El movimiento es la gran innovación de esta obra y, al reflejarlo desde la escena inicial, nos señala el conflicto central: a un portero de hotel, demasiado mayor para esa velocidad frenética, lo degradan a mozo de los lavabos. El argumento de Carl Mayer se inscribe en el grupo de guiones que realizó en esos primeros años 20 y que se conocen como kammerspielfilm, historias donde el expresionismo alemán de la época trocaba en un realismo social más cercano al drama. Mayer se basó en las obras de cámara (kammerspiele) que había creado Max Reinhardt en 1906 para su estreno en el Deutsches Theater de Berlín. Representaciones íntimas, para pocos espectadores, de piezas donde se reducían tiempo, espacio y trama.
En esa escuela de Reinhardt se formaron grandes actores y directores. Intérpretes como Emil Jannings, protagonista de El último, cuyos gestos se vuelven fundamentales para la psicología del personaje –hablamos de cine mudo– y con una cámara que se acerca como nunca antes. Cineastas como Murnau, que en esta película tuvo la valentía de prescindir de los intertítulos: “Nuestros esfuerzos deben dirigirse a abstraer todo lo que no sea el verdadero dominio del cine […] todos los trucos, dispositivos y clichés heredados del teatro y de los libros”. El cine quería independizarse, a esa joven edad, de otras artes en las que bebía. Hitchcock, que por entonces había ido a formarse en Berlín, fue el primer fan de las innovaciones formales y los puntos de vista subjetivos del realizador alemán (que sublimaría tres años después en Amanecer).
«El último marca un nuevo orden para el cine, en el que la escasez de personajes, escenarios y tramas da a los elementos visuales la mayor significación posible»

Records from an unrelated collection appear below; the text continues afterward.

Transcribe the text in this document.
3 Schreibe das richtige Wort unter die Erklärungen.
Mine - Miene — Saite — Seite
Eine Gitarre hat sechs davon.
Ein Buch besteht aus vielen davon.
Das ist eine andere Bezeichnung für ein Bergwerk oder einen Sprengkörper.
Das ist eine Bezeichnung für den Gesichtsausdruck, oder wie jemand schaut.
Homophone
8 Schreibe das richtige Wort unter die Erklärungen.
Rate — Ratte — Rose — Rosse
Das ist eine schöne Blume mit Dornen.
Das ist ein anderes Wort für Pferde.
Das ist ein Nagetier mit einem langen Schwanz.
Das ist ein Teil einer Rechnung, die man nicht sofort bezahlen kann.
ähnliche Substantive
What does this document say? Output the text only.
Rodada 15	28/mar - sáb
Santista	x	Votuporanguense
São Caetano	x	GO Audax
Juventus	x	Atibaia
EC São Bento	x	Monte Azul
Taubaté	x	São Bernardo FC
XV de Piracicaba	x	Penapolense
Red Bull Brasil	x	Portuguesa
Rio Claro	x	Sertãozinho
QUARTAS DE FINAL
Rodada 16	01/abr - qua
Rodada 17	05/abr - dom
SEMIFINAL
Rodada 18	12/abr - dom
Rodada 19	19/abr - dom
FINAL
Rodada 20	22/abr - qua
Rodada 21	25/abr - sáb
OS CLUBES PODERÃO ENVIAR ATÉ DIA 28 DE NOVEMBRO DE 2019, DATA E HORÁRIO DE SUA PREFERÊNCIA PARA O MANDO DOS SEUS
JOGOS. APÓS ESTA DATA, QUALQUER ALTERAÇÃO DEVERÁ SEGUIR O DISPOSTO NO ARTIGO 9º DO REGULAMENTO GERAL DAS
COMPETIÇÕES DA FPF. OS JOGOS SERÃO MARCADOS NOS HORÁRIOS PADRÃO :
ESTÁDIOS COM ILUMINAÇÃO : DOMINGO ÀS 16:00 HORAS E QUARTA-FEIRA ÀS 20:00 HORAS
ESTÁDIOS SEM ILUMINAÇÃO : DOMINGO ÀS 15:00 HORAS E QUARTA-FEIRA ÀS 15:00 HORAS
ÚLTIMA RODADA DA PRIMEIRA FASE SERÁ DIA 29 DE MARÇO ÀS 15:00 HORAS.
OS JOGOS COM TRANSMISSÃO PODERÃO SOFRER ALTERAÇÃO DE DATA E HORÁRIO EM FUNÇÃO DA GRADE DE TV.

Es una de las dos películas de cámara que cambiaron el curso del arte cinematográfico para siempre. Un nuevo orden en el que la escasez de personajes, escenarios y tramas narrativas da a los elementos visuales la mayor significación posible. Su influencia llega hasta nuestros días, como bien sabe Belén Funes, Goya a la Mejor Dirección Novel por La hija de un ladrón. Consultada por MERCURIO, elige la reciente Lady Macbeth (2016), de William Oldroyd, como uno de sus films de cámara favoritos: “Tiene una economía de medios asombrosa, consigue jugar con las precariedades para diseñar una obra sorprendentemente austera y precisa con lo que quiere contar. La protagonista es una excelente Florence Pugh que pasa sus días en la finca de su marido, un hombre mucho mayor que ella. Con poquísimos elementos, decorados y apenas seis personajes importantes, construye una realidad palpable para contarnos cómo el personaje de Katherine pasa sus días maquinando su venganza, mientras el hastío y la cotidianidad la asfixian. Una película apasionante”.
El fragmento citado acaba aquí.